The question of allusion in Homer is a vexed one, or at least one that is prone to considerable sophistry in the circle of professional Homeric Studies. Some moderns might even deny that the actual repeating of a line or phrase involves any necessary evocation of earlier uses, in that ‘formulas’ are thought to be part of an ongoing improvisational process, a means of filling up metrical lines as one advances the recounting of a story. Conscious allusion by means of these repeated phrases would be beyond the remit of an improvising bard; they are a necessity of the craft, only tangentially an aesthetic asset, if at all. Or so it was sometimes thought.

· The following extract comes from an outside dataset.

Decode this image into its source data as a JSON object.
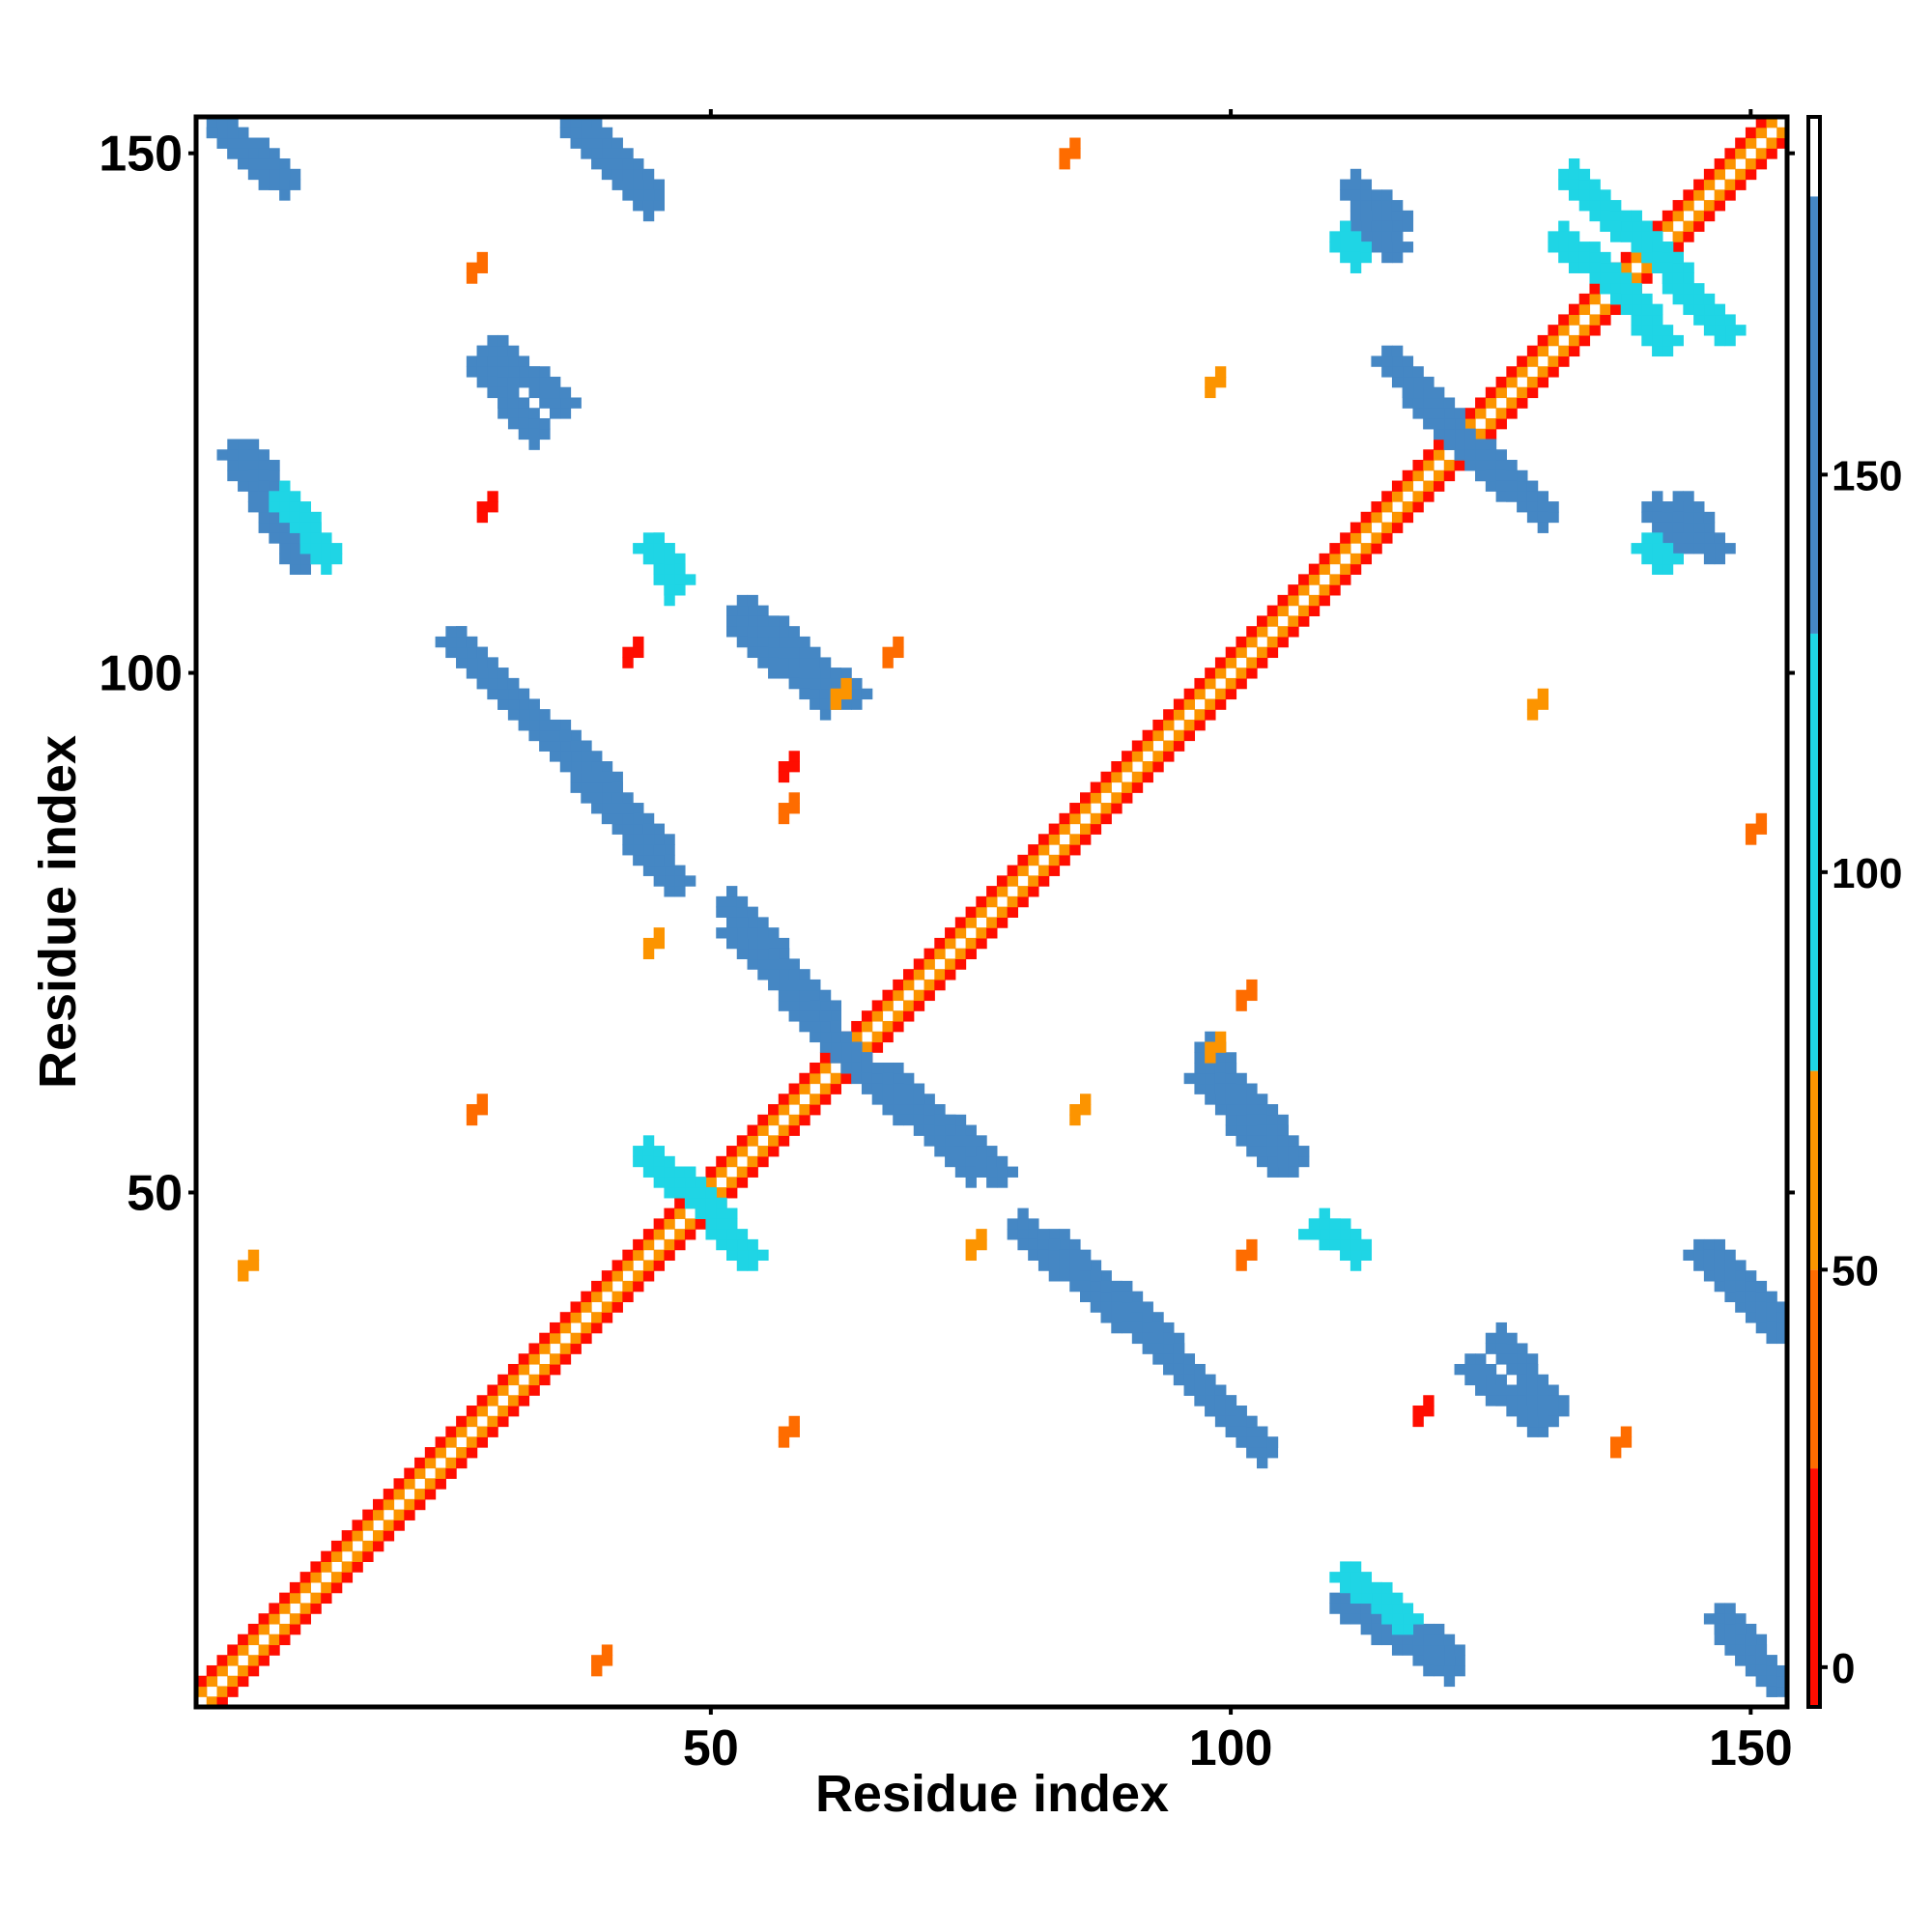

Of course repetition is part of the fabric of any and all music. I think it is difficult to speak empirically and definitively about consciousness of intent in musical discourse. But there is little doubt that the ancients understood the Homeric epics to be musical events, and Homer himself refers to the act of delivering his poetry, as ‘singing’. There is much repetition in singing that is, shall we say, more structural than allusive, but also some that is most decidedly, and pointedly, intended. Repeating a chorus, for example, is just a thing we do. But in some songs, the return of a repeated line builds its significance in direct, pointed, and sometimes completely ineffable ways. Think of Bob Dylan’s With God On Our Side. The effect of each appearance of ‘God on our side’ as the lyric unfolds cannot be charted or scaled by a critic; the profundity of the impact of the line’s return on its meaning can only be witnessed and acknowledged. “But I can’t think for you, you’ll have to decide/Whether Judas Iscariot had God on his side.”
There are a couple of passages that repeat like refrains through the Odyssey. One we have already met: the story of Penelope setting up a great loom, and weaving a web by day but unpicking it at night, to prolong the stalemate with her suitors. I think the re-echoing of these lines works like a refrain, building in significance by being re-sung, and by bookending the passages in between.